C’est un pas. Le rapport à lui seul ne garantit pas qu’on s’achemine véritablement vers une école républicaine, car nous sommes encore au stade des intentions. Il faut mettre en pratique les intentions, et c’est là le plus grand défi. Pour cela il faut une réelle volonté de changement à tous les niveaux, aussi bien dans les méthodes que des hommes. Donc il est trop tôt pour juger.
Pouvez-vous nous rappeler brièvement les acquis de l’INL? Leur capitalisation permettrait-elle d’aller vite pour la réouverture de l’INL ?
L’Institut des Langues Nationales (ILN) a été créé en 1979, avec pour mission« d’organiser, de coordonner et de promouvoir l’ensemble des recherches appliquées dans le domaine de toutes les Langues Nationales.
Dans ce cadre, il est chargé, dans une première phase, de préparer l’introduction dans l’enseignement des langues PULAAR, SONINKE et WOLOF, d’assurer la formation du personnel et l’élaboration du matériel pédagogique, d’étudier les incidences pratiques et financières de cette introduction et les problèmes posés par l’utilisation de ces langues dans les différentes fonctions linguistiques (langues de l’enseignement, langues de l’information et des moyens de communications, langues de l’économie et du travail, etc.) »
Après 2 ans de préparation (installation, formation des enseignants, enquêtes socio-linguistiques, élaboration de manuels…) il a commencé l’expérimentation de l’enseignement en LN. De 1982 à 1988, les langues nationales pulaar, sooninke et wolof sont enseignées comme langues premières, langues d’enseignement des matières sur tout le cursus de l’école fondamentale ; l’arabe y est enseigné comme langue seconde.
Cette expérimentation a été évaluée en 1982 et 1984 par le Breda (Un bureau de l’Unesco basé à Dakar), et en 1988 par le Ministère de l’éducation nationale (taux de réussite aux tests : 75%).
Ces évaluations ont tiré la même conclusion, à savoir que l’expérimentation a produit de très bon résultats, et ont recommandé la généralisation de l’enseignement en langues nationales pulaar, sooninke et wolof.
Les enfants issus de cette expérimentation ont dans l’ensemble, pu mener leurs études secondaires et supérieures dans la sérénité. Beaucoup d’entre eux sont aujourd’hui des cadres supérieurs (ingénieurs, médecins etc…).

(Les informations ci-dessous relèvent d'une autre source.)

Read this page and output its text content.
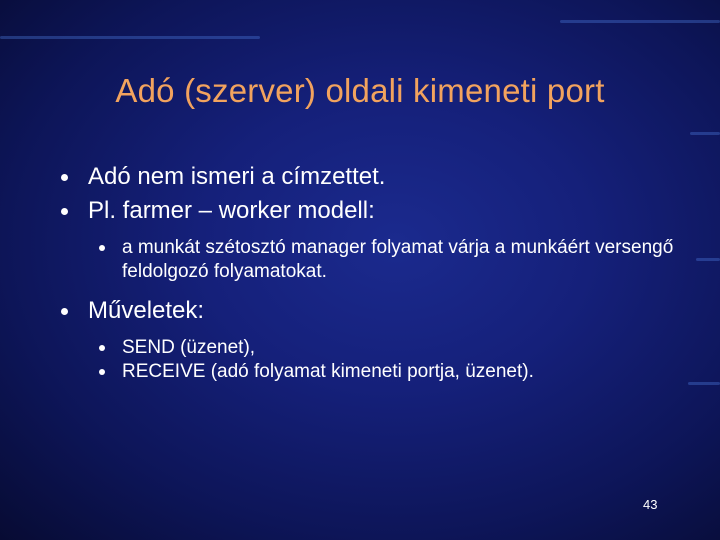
Adó (szerver) oldali kimeneti port
Adó nem ismeri a címzettet.
Pl. farmer – worker modell:
a munkát szétosztó manager folyamat várja a munkáért versengő feldolgozó folyamatokat.
Műveletek:
SEND (üzenet),
RECEIVE (adó folyamat kimeneti portja, üzenet).
43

J’ai personnellement eu à enseigner certains d’entre eux en mathématiques à l’actuel lycée de garçons 2 (ancien collège de garçons), et d’une manière générale, ils maitrisaient mieux le français (qu’on on leur a enseigné juste pendant 2 ans, en 5e et 6e du fondamental) que les élèves venant du cycle traditionnel, et souvent beaucoup meilleurs dans les disciplines scientifiques (on se rappelle que l’un d’eux fut major au baccalauréat C plus tard).

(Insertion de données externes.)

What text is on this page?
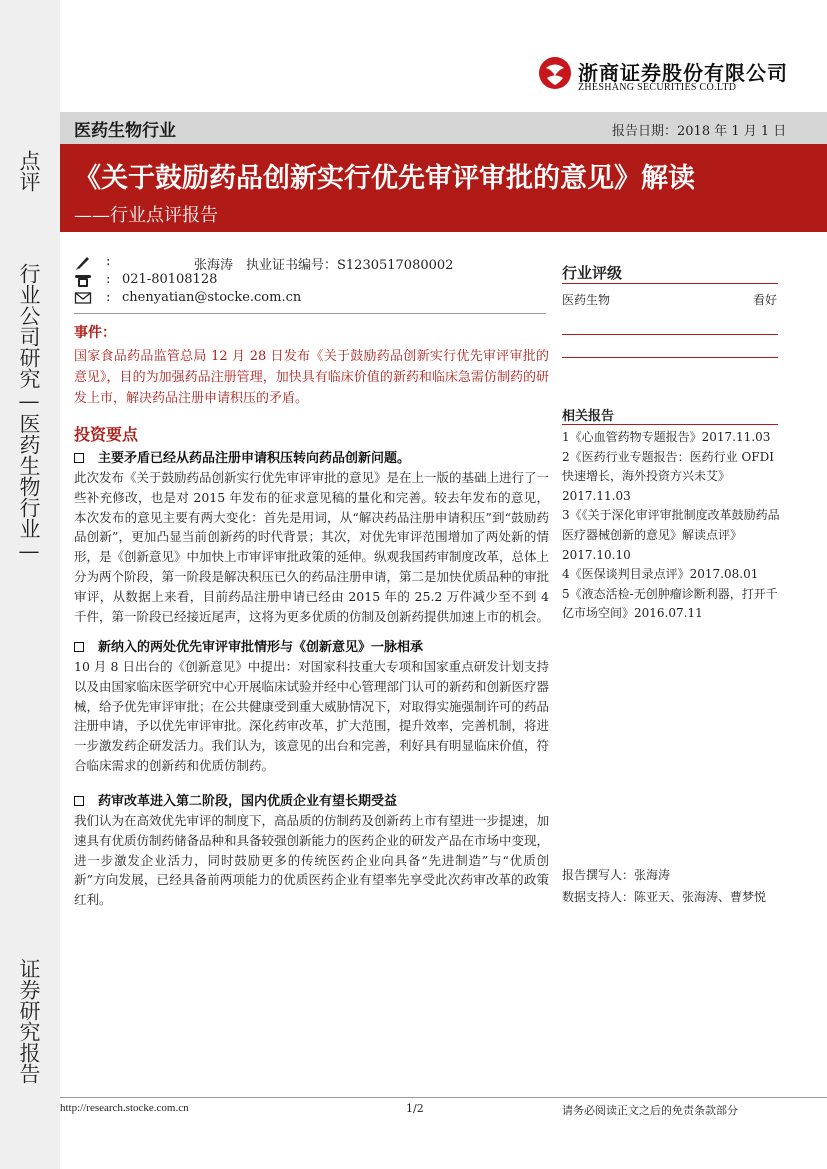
点评
行业公司研究—医药生物行业—
证券研究报告
浙商证券股份有限公司
ZHESHANG SECURITIES CO.LTD
医药生物行业	报告日期：2018 年 1 月 1 日
《关于鼓励药品创新实行优先审评审批的意见》解读
——行业点评报告
:	张海涛　执业证书编号：S1230517080002
: 021-80108128
: chenyatian@stocke.com.cn
事件：
国家食品药品监管总局 12 月 28 日发布《关于鼓励药品创新实行优先审评审批的意见》，目的为加强药品注册管理，加快具有临床价值的新药和临床急需仿制药的研发上市，解决药品注册申请积压的矛盾。
投资要点
主要矛盾已经从药品注册申请积压转向药品创新问题。
此次发布《关于鼓励药品创新实行优先审评审批的意见》是在上一版的基础上进行了一些补充修改，也是对 2015 年发布的征求意见稿的量化和完善。较去年发布的意见，本次发布的意见主要有两大变化：首先是用词，从“解决药品注册申请积压”到“鼓励药品创新”，更加凸显当前创新药的时代背景；其次，对优先审评范围增加了两处新的情形，是《创新意见》中加快上市审评审批政策的延伸。纵观我国药审制度改革，总体上分为两个阶段，第一阶段是解决积压已久的药品注册申请，第二是加快优质品种的审批审评，从数据上来看，目前药品注册申请已经由 2015 年的 25.2 万件减少至不到 4 千件，第一阶段已经接近尾声，这将为更多优质的仿制及创新药提供加速上市的机会。
新纳入的两处优先审评审批情形与《创新意见》一脉相承
10 月 8 日出台的《创新意见》中提出：对国家科技重大专项和国家重点研发计划支持以及由国家临床医学研究中心开展临床试验并经中心管理部门认可的新药和创新医疗器械，给予优先审评审批；在公共健康受到重大威胁情况下，对取得实施强制许可的药品注册申请，予以优先审评审批。深化药审改革，扩大范围，提升效率，完善机制，将进一步激发药企研发活力。我们认为，该意见的出台和完善，利好具有明显临床价值，符合临床需求的创新药和优质仿制药。
药审改革进入第二阶段，国内优质企业有望长期受益
我们认为在高效优先审评的制度下，高品质的仿制药及创新药上市有望进一步提速，加速具有优质仿制药储备品种和具备较强创新能力的医药企业的研发产品在市场中变现，进一步激发企业活力，同时鼓励更多的传统医药企业向具备“先进制造”与“优质创新”方向发展，已经具备前两项能力的优质医药企业有望率先享受此次药审改革的政策红利。
行业评级
医药生物	看好
相关报告
1《心血管药物专题报告》2017.11.03
2《医药行业专题报告：医药行业 OFDI 快速增长，海外投资方兴未艾》2017.11.03
3《《关于深化审评审批制度改革鼓励药品医疗器械创新的意见》解读点评》2017.10.10
4《医保谈判目录点评》2017.08.01
5《液态活检-无创肿瘤诊断利器，打开千亿市场空间》2016.07.11
报告撰写人：张海涛
数据支持人：陈亚天、张海涛、曹梦悦
http://research.stocke.com.cn	1/2	请务必阅读正文之后的免责条款部分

Au cours de cette expérimentation plusieurs recherches ont été menées pour développer les langues nationales, relatives aux terminologies (enseignement, mathématiques, sciences d’observations, grammaire, linguistique, histoire, géographie, vocabulaire du milieu scolaire, politique, administration, justice, santé, hygiène, élevage etc.)

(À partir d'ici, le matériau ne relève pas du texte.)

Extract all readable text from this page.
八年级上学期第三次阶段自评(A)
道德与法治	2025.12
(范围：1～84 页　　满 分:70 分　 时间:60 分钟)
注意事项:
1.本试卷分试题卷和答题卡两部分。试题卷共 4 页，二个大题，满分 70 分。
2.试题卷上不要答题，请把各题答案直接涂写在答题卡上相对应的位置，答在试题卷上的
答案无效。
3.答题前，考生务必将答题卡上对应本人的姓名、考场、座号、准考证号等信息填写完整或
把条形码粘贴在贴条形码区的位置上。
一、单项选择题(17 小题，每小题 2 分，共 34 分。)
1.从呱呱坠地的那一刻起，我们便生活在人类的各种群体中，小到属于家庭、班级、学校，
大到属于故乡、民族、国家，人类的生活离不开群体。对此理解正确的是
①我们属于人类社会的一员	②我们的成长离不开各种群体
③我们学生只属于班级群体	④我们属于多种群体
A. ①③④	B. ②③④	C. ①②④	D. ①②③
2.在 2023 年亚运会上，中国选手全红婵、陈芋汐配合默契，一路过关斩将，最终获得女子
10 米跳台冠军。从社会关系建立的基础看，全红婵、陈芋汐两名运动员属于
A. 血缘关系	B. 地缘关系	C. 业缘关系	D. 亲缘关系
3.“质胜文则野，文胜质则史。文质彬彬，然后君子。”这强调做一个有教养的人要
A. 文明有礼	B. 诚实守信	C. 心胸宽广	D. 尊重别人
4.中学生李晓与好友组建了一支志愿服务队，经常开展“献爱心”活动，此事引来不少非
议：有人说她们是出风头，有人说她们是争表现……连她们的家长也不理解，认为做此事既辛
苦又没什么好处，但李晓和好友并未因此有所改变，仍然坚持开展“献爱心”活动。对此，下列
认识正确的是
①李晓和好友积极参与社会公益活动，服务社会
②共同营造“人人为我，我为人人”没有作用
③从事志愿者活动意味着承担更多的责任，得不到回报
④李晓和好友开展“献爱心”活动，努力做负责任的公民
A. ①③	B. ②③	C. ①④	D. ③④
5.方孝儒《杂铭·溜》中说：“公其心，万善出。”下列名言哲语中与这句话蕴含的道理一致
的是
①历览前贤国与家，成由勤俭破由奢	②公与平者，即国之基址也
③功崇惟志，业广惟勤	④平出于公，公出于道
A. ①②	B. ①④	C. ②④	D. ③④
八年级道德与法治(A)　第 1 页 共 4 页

En1985, le pulaar, le sooninke et le wolof sont enseignés comme langues secondes aux élèves Arabes, dans certaines écoles, à titre expérimental. Les élèves Arabes les accueillirent avec beaucoup d’enthousiasme, et les résultats ne se firent pas attendre. Mais le Ministère de l’Education nationale, on ne sait pourquoi, ordonnera d’y mettre fin.